Kartalkaya Kayak Merkezi’ndeki 12 katlı Grand Kartal Otel’de yaşanan yangında 76 kişi hayatını kaybetti. Haberlerde, sosyal medyada bizleri derinden yaralayan yangınla ilgili bilgi bombardımanı altındayız. Açıklamalar, görüşler ardı ardına geliyor. Kendi kedime soruyorum: “İhmalin adı neden cinayet değil de kaza”, “Neden birileri daha çok kazanma hırsıyla insanların hayatını hiçe sayıyor”, “Biz bu yangınları, kaza kılıfı giydirilen ihmalleri ve bu ihmaller nedeniyle ölen insanları daha önce de görmedik mi?” Bu soruları yanıtlayan bir kurum çıkar mı bilmiyorum, bildiğim tek şey ise “kutsal yaşam hakkını” her koşulda savunabilmek…
Zor günlerden geçiyoruz, ölenlerin yasını tutarken bir yandan da “Sorumluların bulunmasını” istiyoruz.

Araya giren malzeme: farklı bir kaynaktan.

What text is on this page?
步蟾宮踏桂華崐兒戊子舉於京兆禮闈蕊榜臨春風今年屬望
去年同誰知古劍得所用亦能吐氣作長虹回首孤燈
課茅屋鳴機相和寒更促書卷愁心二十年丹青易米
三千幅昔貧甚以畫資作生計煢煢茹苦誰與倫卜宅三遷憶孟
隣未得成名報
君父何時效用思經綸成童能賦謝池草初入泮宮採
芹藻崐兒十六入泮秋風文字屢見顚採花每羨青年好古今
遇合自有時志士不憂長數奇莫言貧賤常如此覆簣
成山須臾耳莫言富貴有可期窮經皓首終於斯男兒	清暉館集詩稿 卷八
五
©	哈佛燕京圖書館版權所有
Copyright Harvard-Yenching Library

Garip ama bu ülkede insanlar üç kuruş para kazanmak için boğuşurken ya bir fabrikadaki patlamada ölüyor ya da para kazanmak için çocuğunu evde kilitleyip gitmek zorunda kaldığında evde çıkan yangında çocuklarını kaybediyor. Öte yandan geceliği 30 bin liraları bulan bir otelde tatil yapmaya giden insanlar, ihmaller ya da daha fazla para kazanmanın derdine düşen kişilerin düşüncesizliği yüzünden ölüyor. Yoksulluktan cemaat yurtlarına yerleştirilen gencecik çocuklar yangın merdiveni olmadığı ya da merdiven kilitli olduğu için ölüyor. “Kıskanç koca kurşunuyla” sokakta bir kadın ölüyor, bir maganda kurşunuyla balkondaki çocuk, dertlerini meydanlarda haykıran insanlar terör saldırısıyla ölüyor.
Yoksuluyla, zenginiyle ölüyoruz. Asıl üzücü olan ise herkes birbirinin acısından habersiz. “Biz neden ölüyoruz? Unuttuğumuz için, geçmişte yaşadığımız acıları, faciaları unuttuğumuz için ölüyoruz.
İHMALLERİN ADI KAZA OLDU
Açgözlü, doymak bilmeyen kazanma hırsının bedelini insanlar canlarıyla ödedi. Bundan sonrada kurumlar üstüne düşeni yapmadığı sürece ödemeye devam edecek. Sonra haber bültenlerinde ihmalleri (ihmal dediğimiz şey bir insanın hayatına mal oluyorsa cinayettir) kaza diye dinleyeceğiz. İnanın ki, “İhmal olmasa bu kadar insan ölür müydü?” sorusunu bile çok azımız soracak, dile getirecek. Sonra yaşanan acılar unutulacak. İşte biz bu yüzden öleceğiz. Unuttuğumuz için, ölenlerin hesabını sormadığımız için, bugün yaşadığımızdan dolayı kendimizi şanslı hissettiğimiz için yarın öleceğiz.